Joe Abley wrote:
In practice, it seems to me that the way people multi-home these days for client-filled networks is:
1. Number everything internally using private-use addresses 2. Use one NAT per upstream 3. Send your outbound flows through whichever NAT seems appropriate
Very reasonable approach. But, how to choose the proper NAT is still a problem. If there were standard home/site IGP supported by NAT boxes, to which ISPs tell ASPATHLEN as metric, it could help a lot. However, because packets are hot potatoes, ISPs are motivated to tell something larger than ASPATHLEN as the metric, unless they are legally ("MUST" phrase in IETF standards could be) forced not to do so.
There seem to be no shortage of SMB appliances that will take care of this for you without you having to understand anything. The phrase that seems to be used when describing these routers is "dual WAN".
https://www.mushroomnetworks.com http://www.peplink.com/balance/ http://www.tp-link.com/ http://www.draytek.com/
It's trivial to configure this kind of thing on more general-purpose gear too, obviously, but that requires Actual Knowledge of How Things Work whereas these products aim to get things running without any of that.
This style of multi-homing is invisible from the perspective of the routing system.
That is the correct thing to do.
Obviously this doesn't work nicely for inbound connections, but the fact that people do it anyway suggests that isn't a deal-killer
That is a problem MUST be solved by transport (or, at least application) layer of end systems to be able to handle multiple public addresses. It's not very difficult to modify TCP to accept packets with multiple source addresses and send to multiple destination addresses, if the addresses are carried with TCP optional header of SYN and SYNACK packets. Moreover, you can run SMTP and DNS servers with multiple public addresses, because clients are, though at the application layer, implemented to try all the public addresses of servers, even though they are tried only after transport layer time outs.
(presumably every server that needs to accept an inbound connection these days lives elsewhere, in someone's cloud).

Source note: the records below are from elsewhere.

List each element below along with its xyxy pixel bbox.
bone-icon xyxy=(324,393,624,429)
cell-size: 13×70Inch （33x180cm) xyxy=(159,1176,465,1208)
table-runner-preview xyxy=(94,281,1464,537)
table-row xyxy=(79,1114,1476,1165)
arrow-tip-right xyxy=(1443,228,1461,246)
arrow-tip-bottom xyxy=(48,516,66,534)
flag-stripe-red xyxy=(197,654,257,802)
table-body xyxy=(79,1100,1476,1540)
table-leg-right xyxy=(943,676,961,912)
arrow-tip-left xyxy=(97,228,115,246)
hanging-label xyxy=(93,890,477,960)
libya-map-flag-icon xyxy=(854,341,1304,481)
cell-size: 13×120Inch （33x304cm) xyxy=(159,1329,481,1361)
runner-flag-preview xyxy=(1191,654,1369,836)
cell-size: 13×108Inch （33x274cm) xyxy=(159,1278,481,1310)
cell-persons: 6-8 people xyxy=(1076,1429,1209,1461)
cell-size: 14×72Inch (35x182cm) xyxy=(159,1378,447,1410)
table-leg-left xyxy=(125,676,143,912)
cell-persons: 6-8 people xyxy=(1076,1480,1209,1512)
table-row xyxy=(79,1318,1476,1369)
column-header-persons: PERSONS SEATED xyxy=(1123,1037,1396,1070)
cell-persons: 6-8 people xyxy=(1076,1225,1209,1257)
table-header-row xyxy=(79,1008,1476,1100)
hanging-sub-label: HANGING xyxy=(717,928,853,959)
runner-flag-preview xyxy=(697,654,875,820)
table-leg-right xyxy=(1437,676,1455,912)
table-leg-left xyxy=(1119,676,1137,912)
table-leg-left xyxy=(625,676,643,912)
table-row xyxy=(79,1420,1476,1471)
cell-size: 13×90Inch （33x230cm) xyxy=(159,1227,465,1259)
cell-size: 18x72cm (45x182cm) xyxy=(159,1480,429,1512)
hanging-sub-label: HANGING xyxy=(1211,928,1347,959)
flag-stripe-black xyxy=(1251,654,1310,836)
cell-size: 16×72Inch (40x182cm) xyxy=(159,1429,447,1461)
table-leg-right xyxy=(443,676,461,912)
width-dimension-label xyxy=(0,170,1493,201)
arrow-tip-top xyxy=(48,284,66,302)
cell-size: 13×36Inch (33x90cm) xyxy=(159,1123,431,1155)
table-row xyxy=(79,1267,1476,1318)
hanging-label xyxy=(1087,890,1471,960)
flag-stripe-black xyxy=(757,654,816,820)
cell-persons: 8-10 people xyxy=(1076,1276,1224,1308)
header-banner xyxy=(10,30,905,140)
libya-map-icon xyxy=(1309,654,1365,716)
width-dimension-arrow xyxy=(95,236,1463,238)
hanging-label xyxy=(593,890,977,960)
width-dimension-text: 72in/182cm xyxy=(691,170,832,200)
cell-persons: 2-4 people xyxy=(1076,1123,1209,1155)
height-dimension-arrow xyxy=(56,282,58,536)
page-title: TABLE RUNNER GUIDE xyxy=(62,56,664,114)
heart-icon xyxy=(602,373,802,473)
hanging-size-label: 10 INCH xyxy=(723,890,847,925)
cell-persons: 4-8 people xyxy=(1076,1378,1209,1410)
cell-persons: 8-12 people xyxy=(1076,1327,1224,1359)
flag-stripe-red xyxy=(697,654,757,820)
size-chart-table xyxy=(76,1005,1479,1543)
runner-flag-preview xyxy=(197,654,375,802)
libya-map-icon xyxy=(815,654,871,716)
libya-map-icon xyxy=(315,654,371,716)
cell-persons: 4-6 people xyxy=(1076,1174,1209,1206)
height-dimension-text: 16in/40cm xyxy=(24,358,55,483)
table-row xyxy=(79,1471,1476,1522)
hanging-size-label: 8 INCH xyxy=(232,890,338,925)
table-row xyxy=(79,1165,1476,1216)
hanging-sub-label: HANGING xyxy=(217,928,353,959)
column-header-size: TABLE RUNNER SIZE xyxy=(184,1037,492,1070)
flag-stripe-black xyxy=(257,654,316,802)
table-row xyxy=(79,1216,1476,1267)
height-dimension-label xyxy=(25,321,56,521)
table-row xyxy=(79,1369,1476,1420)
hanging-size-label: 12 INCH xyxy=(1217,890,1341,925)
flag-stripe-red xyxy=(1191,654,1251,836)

It partially because of the current difficulty to have multihoming. But, unless having an entry in DFZ is somehow appropriately taxed, the number of data centers to offer such cloud will increase. The fundamental economical problem of routing table bloat today is that one can multihome with its own DFZ routing table entry without paying anything to all the ISPs and other entities who must pay for enough resources to support the bloating DFZ routing table. Masataka Ohta
I'm not suggesting this is good architecture,
Yes, it is.
I think it's incorrect to insist that the Network doesn't support pervasive end-site multi-homing when it's clear that people are doing it anyway.